Sandro Castro volvió a hablar de Cuba y, como casi siempre, terminó diciendo más de sí mismo que del país. Esta vez lo hizo desde Instagram, con una frase que pretendía sonar humana, dolida, patriótica. “Lástima esté pasando por momentos tan duros y difíciles. Lo peor, no vemos la luz al final del túnel”, escribió, adornando el mensaje con banderitas y emojis tristes, como quien pone flores plásticas sobre una ruina real.
Dicho por cualquiera, el comentario podría pasar por honesto. Dicho por el nieto del hombre que dejó a Cuba atrapada en ese túnel, suena a burla involuntaria, a cinismo heredado. Sandro habla de dureza desde una vida blindada por privilegios, rodeado de autos de lujo, fiestas privadas y negocios imposibles para el cubano común. Habla de oscuridad sin haber vivido jamás un apagón con hambre.
Su frase fue recibida por muchos como una crítica velada al gobierno de Díaz-Canel, pero en realidad funciona más como una exhibición de impunidad. Puede decir lo que quiera porque nadie le va a tocar un pelo. En un país donde opinar cuesta cárcel, Sandro juega al inconforme seguro, al rebelde decorativo que no paga precio alguno.
Ese papel le queda cómodo. Mientras miles de jóvenes cumplen condenas por escribir en redes, él se permite reflexionar sobre el desastre nacional como si fuera un espectador melancólico, no parte del linaje que lo causó. Su tristeza no cuestiona el origen de la catástrofe, solo la administra en frases vagas, sin responsables, sin memoria, sin vergüenza.
No es la primera vez. Hace poco, cuando le preguntaron si le gustaría ser presidente de Cuba, respondió que “quizás” lo sería cuando se acabara el embargo. La frase, entre ingenua y soberbia, dejó claro algo inquietante: para Sandro, el poder sigue siendo un asunto familiar, una opción latente, como una finca que se hereda cuando cambian las condiciones.

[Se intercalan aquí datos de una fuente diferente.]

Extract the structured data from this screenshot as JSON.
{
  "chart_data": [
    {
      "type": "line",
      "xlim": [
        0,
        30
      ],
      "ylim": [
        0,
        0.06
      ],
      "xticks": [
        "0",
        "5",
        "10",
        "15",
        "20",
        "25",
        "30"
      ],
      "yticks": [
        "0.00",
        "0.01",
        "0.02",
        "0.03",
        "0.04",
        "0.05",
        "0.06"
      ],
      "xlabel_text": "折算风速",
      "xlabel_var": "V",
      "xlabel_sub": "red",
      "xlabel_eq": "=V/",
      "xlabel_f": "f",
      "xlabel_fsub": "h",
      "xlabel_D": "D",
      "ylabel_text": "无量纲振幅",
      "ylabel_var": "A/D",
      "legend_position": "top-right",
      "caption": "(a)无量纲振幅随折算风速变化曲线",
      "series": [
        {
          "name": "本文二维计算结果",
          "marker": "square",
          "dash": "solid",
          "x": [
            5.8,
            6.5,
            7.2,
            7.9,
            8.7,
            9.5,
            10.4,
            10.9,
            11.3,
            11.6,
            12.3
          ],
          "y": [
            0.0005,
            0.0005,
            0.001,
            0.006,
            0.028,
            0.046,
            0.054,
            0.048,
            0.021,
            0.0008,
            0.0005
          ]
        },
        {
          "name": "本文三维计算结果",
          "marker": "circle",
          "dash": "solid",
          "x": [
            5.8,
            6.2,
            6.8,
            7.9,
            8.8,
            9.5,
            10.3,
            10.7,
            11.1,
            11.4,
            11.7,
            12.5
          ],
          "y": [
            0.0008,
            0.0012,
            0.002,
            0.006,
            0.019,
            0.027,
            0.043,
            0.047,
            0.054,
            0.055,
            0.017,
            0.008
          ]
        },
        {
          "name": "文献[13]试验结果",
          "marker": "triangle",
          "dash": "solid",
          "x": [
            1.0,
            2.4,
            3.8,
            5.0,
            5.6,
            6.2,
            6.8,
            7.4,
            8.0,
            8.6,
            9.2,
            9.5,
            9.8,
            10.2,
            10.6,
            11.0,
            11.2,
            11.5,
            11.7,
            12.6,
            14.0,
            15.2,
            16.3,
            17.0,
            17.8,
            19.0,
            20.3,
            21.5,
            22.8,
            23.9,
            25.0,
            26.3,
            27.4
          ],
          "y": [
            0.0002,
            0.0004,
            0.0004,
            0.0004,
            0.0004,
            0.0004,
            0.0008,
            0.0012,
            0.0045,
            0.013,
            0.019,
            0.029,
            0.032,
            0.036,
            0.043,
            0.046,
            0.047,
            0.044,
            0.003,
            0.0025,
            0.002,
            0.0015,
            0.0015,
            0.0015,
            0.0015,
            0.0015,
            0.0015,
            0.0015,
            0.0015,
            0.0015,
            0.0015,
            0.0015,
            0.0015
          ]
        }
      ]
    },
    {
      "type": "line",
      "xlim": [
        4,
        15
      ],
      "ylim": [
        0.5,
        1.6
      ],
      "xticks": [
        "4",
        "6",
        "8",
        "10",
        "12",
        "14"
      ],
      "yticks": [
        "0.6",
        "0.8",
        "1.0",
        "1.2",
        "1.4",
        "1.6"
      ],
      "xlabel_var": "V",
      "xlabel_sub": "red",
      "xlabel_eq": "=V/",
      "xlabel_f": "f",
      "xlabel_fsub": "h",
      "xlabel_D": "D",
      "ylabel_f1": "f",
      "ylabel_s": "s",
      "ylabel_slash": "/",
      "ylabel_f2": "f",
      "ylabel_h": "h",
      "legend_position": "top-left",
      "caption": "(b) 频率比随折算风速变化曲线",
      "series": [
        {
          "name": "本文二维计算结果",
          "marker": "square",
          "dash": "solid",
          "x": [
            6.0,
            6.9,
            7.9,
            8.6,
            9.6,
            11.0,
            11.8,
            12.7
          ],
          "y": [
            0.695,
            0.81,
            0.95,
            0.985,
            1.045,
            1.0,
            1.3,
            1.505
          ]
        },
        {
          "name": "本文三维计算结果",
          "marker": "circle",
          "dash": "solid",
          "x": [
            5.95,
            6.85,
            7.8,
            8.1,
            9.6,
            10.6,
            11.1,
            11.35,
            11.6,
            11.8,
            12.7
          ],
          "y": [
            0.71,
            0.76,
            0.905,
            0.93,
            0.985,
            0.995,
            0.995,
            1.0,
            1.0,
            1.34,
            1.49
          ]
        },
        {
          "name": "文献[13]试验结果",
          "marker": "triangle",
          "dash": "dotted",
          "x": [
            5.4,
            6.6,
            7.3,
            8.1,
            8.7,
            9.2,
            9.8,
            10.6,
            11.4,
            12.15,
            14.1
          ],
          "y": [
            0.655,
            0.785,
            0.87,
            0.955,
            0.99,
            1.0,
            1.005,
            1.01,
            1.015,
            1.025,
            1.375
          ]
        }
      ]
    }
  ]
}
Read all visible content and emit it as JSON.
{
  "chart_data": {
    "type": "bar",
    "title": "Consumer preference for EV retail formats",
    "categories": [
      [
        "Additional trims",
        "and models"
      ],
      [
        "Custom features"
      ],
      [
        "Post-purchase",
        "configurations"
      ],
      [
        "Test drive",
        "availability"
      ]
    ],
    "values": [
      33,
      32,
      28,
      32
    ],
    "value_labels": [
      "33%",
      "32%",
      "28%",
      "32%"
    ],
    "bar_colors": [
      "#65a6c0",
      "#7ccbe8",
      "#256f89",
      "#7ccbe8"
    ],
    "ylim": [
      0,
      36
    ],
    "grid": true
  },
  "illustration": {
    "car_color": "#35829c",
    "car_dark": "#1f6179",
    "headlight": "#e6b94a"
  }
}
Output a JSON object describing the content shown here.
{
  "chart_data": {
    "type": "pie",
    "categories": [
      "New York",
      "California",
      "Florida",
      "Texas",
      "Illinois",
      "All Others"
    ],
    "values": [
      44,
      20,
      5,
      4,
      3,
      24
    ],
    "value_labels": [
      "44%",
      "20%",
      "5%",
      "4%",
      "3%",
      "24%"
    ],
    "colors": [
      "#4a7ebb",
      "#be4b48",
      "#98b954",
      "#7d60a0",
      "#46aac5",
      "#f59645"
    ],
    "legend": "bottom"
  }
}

Ahí está la grieta real. Mientras Díaz-Canel y la burocracia de la “continuidad” repiten consignas gastadas sobre resistencia y optimismo, el nietísimo se permite admitir lo que el discurso oficial niega: que no hay luz al final del túnel. Y lo dice sin miedo, sin consecuencias, casi con desdén. No como denuncia, sino como recordatorio de jerarquía.
Detrás de su supuesto patriotismo hay populismo hueco y ego inflado. Habla de humanidad, pero nunca de responsabilidad. Habla de dolor, pero nunca de culpa. Nunca del apellido que convirtió a Cuba en un experimento fallido. Su necesidad constante de protagonismo —negar que sea comunista, asegurar que no tiene privilegios, fingir empatía— forma parte de un espectáculo narcisista que se alimenta de provocación.
En esta escena, Sandro no solo se ríe del pueblo. También deja en ridículo a los guardianes del poder. Con una sola frase, desmonta el relato triunfalista del régimen y expone su derrota moral. Porque si hasta el heredero dorado admite que no hay salida, ¿qué queda del cuento oficial?
La contradicción es brutal: un país que predica sacrificio mientras sus herederos viven en abundancia. Ese contraste es hoy el espejo más fiel de Cuba. Sandro no habla por los cubanos. Habla sobre ellos, desde una altura que solo conserva quien nunca ha hecho una cola interminable, nunca ha contado monedas para comprar pan, nunca ha sudado una noche entera sin corriente.
La “luz al final del túnel” que dice no ver no es una confesión sincera. Es una provocación elegante. Una manera de recordarle al país —y a la continuidad— que el apellido Castro sigue teniendo licencia para decir lo que otros no pueden… y seguir brindando después.